Opening an account requires some personal information. This will usually be a full name, home address, National Insurance Number, and bank details.
Identity verification is also required in most cases. This can be done by supplying a passport, driver’s license or utility bill.
Finding the Right Platform
Finding the right platform for your trading purposes can be difficult. With so many platforms to choose from, it is worth taking some time to browse your options.
Different platforms may specialise in a certain sector or industry, or maybe even a particular type of share or stock. Some platforms will have different fees or a fixed fee system. A fixed fee can be a deposit fee or an idle account fee.
Platforms have started to move away from charging a commission. A lot of investment apps and desktop platforms now state that they charge little to no commission. But be aware that these platforms might charge extra fees elsewhere to make up the difference.
Knowing when to sell shares is just as important as knowing when or if to buy shares. Once you have purchased shares, it is likely that the owner of those shares will want to sell them at some point.
Selling shares is done ideally for a profit, although it can also be to reduce losses. Selling shares is much the same as buying them. Navigate to the ‘sell’ option on the platform or account and then choose how many shares to sell.
Does HSBC Pay Dividends?
Yes, HSBC pays dividends. HSBC is a share paying dividend, and they are paid out by the HSBC Holding Plc to their shareholders. Dividends can either take the form of a cash payment or, in some cases, the chance to reinvest in the company.
The amount of dividends paid out to shareholders is dictated by the CEO and company board members. Dividends are typically paid out on a quarterly basis, although some companies operate differently.
The dividend yield is the ratio that shows shareholders and investors the amount that a company might pay out in dividends to those who own dividend-paying shares. It is calculated relative to the stock price and is shown as a percentage.
To calculate the dividend yield, you take the annual dividends of each share and then divide it by the price per share. The yield is usually calculated by using the previous year’s finance report.
HSBC is now offering their own investment products called InvestDirect. This is HSBC’s own investment account that their customers can signup for.
What is HSBC InvestDirect?
HSBC InvestDirect is a sharedealing service that is provided by HSBC. HSBC lets their banking customers open a sharedealing account with them to view market data, invest, and buy and sell shares online.

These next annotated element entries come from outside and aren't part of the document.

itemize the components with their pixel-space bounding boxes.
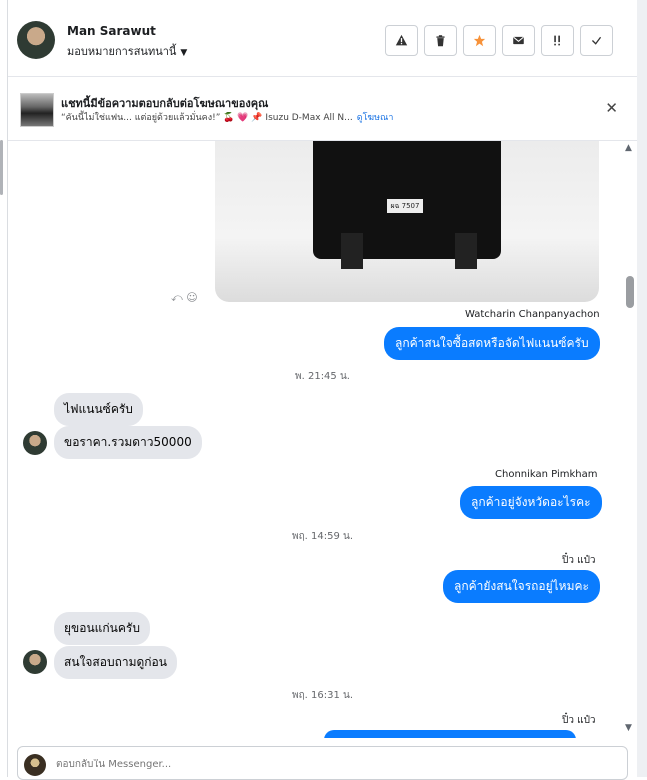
incoming-message[interactable]: สนใจสอบถามดูก่อน: [54, 646, 177, 679]
scroll-down-icon[interactable]: ▼: [625, 723, 632, 733]
close-icon[interactable]: ✕: [605, 99, 618, 117]
timestamp: พ. 21:45 น.: [295, 371, 350, 382]
timestamp: พฤ. 16:31 น.: [291, 690, 353, 701]
truck-image: ผฉ 7507: [313, 141, 501, 269]
license-plate: ผฉ 7507: [387, 199, 423, 213]
attached-photo[interactable]: ผฉ 7507: [215, 141, 599, 302]
thread-scrollbar-thumb[interactable]: [626, 276, 634, 308]
message-actions: ⤺ ☺: [171, 291, 198, 305]
message-thread[interactable]: ผฉ 7507 ⤺ ☺ Watcharin Chanpanyachon ลูกค…: [8, 141, 637, 738]
reply-icon[interactable]: ⤺: [171, 291, 183, 304]
avatar[interactable]: [23, 650, 47, 674]
incoming-message[interactable]: ขอราคา.รวมดาว50000: [54, 426, 202, 459]
trash-icon: [436, 35, 445, 47]
incoming-message[interactable]: ยุขอนแก่นครับ: [54, 612, 150, 645]
avatar[interactable]: [17, 21, 55, 59]
left-scrollbar-thumb[interactable]: [0, 140, 3, 195]
sender-name: Chonnikan Pimkham: [495, 469, 598, 480]
assign-label: มอบหมายการสนทนานี้: [67, 45, 177, 58]
ad-thumbnail[interactable]: [20, 93, 54, 127]
emoji-icon[interactable]: ☺: [186, 291, 197, 304]
header-actions: [385, 25, 613, 56]
warning-icon: [395, 34, 408, 46]
check-icon: [591, 36, 602, 45]
reply-input[interactable]: [56, 759, 456, 770]
report-spam-button[interactable]: [385, 25, 418, 56]
caret-down-icon: ▼: [180, 48, 188, 58]
assign-conversation-dropdown[interactable]: มอบหมายการสนทนานี้ ▼: [67, 42, 187, 60]
scroll-up-icon[interactable]: ▲: [625, 143, 632, 153]
timestamp: พฤ. 14:59 น.: [291, 531, 353, 542]
sender-name: Watcharin Chanpanyachon: [465, 309, 600, 320]
sender-name: ปิ๋ว แป๋ว: [562, 555, 596, 566]
envelope-icon: [513, 36, 524, 45]
banner-ad-text: “คันนี้ไม่ใช่แฟน... แต่อยู่ด้วยแล้วมั่นค…: [61, 113, 353, 123]
outgoing-message[interactable]: [324, 730, 576, 738]
outgoing-message[interactable]: ลูกค้าสนใจซื้อสดหรือจัดไฟแนนซ์ครับ: [384, 327, 600, 360]
conversation-header: Man Sarawut มอบหมายการสนทนานี้ ▼: [8, 0, 637, 77]
delete-button[interactable]: [424, 25, 457, 56]
avatar[interactable]: [23, 431, 47, 455]
ad-reply-banner: แชทนี้มีข้อความตอบกลับต่อโฆษณาของคุณ “คั…: [8, 77, 637, 141]
wheel-left: [341, 233, 363, 269]
outgoing-message[interactable]: ลูกค้าอยู่จังหวัดอะไรคะ: [460, 486, 602, 519]
wheel-right: [455, 233, 477, 269]
page-avatar: [24, 754, 46, 776]
star-button[interactable]: [463, 25, 496, 56]
follow-up-button[interactable]: [541, 25, 574, 56]
banner-subtitle: “คันนี้ไม่ใช่แฟน... แต่อยู่ด้วยแล้วมั่นค…: [61, 110, 393, 124]
mark-done-button[interactable]: [580, 25, 613, 56]
star-icon: [473, 34, 486, 47]
outgoing-message[interactable]: ลูกค้ายังสนใจรถอยู่ไหมคะ: [443, 570, 600, 603]
view-ad-link[interactable]: ดูโฆษณา: [357, 113, 394, 123]
flag-icon: [554, 35, 560, 46]
left-scrollbar[interactable]: [0, 0, 8, 777]
contact-name[interactable]: Man Sarawut: [67, 24, 156, 38]
incoming-message[interactable]: ไฟแนนซ์ครับ: [54, 393, 143, 426]
mark-unread-button[interactable]: [502, 25, 535, 56]
page-scrollbar[interactable]: [637, 0, 647, 777]
sender-name: ปิ๋ว แป๋ว: [562, 715, 596, 726]
reply-composer: [17, 746, 628, 780]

An HSBC InvestDirect sharedealing account is run by the owner of the account, meaning that all investment decisions are done without advice from HSBC. Although HSBC does offer a series of advice options to their customers but can charge an additional fee for these services.
HSBC Investment Accounts
An HSBC investment account gives investors a choice between two types of account.
The first choice is an HSBC InvestDirect account. This allows customers to trade assets and UK equities. Account holders can pay for their shares via a settlement account.
The second choice is an HSBC InvestDirect Plus account. The Plus account gives customers extra benefits with no additional cost. A Plus account allows investors to trade US equities and assets on the New York Stock Exchange and NASDAQ, as well as other benefits.
What is Good About HSBC InvestDirect?
A good thing about HSBC InvestDirect is that customers of HSBC online banking can open an account and use it on the same service. All they need to do is open a separate InvestDirect or InvestDirect Plus account.
Another good thing is that HSBC InvestDirect lets customers open ISA accounts. ISA’s are a tax efficient way of generating savings. Be sure to check the full UK tax rules first, as these rules are subject to change at any time.
HSBC InvestDirect requires account holders to fund their own account directly to pay for their share purchases. If the account is linked to a nominated HSBC UK banking account, then the money will be automatically debited or credited to the InvestDirect account.